The chemistry of carbocyclic nucleosides

1998 
The background to the utility of conventional nucleosides for the treatment of viral diseases was given in the general introduction. A number of these compounds inhibit herpes viruses and the selectivity of these compounds in most cases depends on their preferential activation to their monophosphate esters by the viral enzyme, thymidine kinase (TK) [1]. On the other hand, normal purine ribo- or deoxyribonucleosides are substrates for purine nucleoside phosphorylases (PNPs), enzymes which cleave the N-glycosidic bond between the heterocycle moiety and the sugar [2]. It is in order to avoid such enzymatic degradation as well as to improve the anti-viral activity and selectivity of action of nucleosides, that a great number of structural modifications have been carried out on both the sugar and the heterocycle.

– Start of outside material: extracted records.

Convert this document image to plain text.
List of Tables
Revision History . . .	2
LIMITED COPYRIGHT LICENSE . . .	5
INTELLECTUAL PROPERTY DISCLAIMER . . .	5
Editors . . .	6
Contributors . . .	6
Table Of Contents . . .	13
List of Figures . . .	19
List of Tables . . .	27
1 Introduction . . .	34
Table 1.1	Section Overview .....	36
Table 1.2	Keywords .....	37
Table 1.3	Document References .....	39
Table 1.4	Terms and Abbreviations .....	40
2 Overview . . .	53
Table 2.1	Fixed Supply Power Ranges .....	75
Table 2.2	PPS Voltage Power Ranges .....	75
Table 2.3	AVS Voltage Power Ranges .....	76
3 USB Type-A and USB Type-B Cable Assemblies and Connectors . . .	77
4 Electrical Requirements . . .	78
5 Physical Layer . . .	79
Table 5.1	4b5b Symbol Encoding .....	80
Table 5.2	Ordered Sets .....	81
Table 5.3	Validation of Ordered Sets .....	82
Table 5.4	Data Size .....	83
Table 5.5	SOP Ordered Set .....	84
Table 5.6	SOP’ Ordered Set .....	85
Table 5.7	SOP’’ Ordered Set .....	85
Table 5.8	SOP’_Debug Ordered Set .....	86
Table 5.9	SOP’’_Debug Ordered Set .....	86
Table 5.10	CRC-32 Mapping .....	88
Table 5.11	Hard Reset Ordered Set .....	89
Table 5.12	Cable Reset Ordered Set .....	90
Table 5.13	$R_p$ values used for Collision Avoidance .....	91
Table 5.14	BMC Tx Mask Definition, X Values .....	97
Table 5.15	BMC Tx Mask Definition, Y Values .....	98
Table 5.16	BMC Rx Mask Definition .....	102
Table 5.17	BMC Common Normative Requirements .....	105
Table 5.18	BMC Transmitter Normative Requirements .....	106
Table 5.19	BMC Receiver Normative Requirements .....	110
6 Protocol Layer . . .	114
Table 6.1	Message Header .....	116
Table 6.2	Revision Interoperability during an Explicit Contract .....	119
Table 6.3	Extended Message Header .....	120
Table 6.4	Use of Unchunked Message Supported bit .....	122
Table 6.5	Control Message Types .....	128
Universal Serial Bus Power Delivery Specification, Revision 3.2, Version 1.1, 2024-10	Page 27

One stratagem has been to replace the oxygen of the furanosyl ring by a methylene group, which gives rise to carbocyclic analogues of nucleosides. Many carbocyclic nucleosides have by now been synthesized that exhibit biological activity as well as resistance to degradation by phosphorylases. Examples are the carbocyclic analogues of BVDU (8), and IDU (10), namely C-BVDU (9), and C- IDU (11) (Figure 3.1). The latter two compounds, as expected, are not substrates for phosphorylases [3, 4], but they maintain their in vitro activities against HSV-1 [5]. Similarly, C-adenosine or aristeromycin (13), the cyclopentane analogue of adenosine (12), is far less susceptible to cleavage by S-adenosylhomocysteine hydrolase than adenosine itself.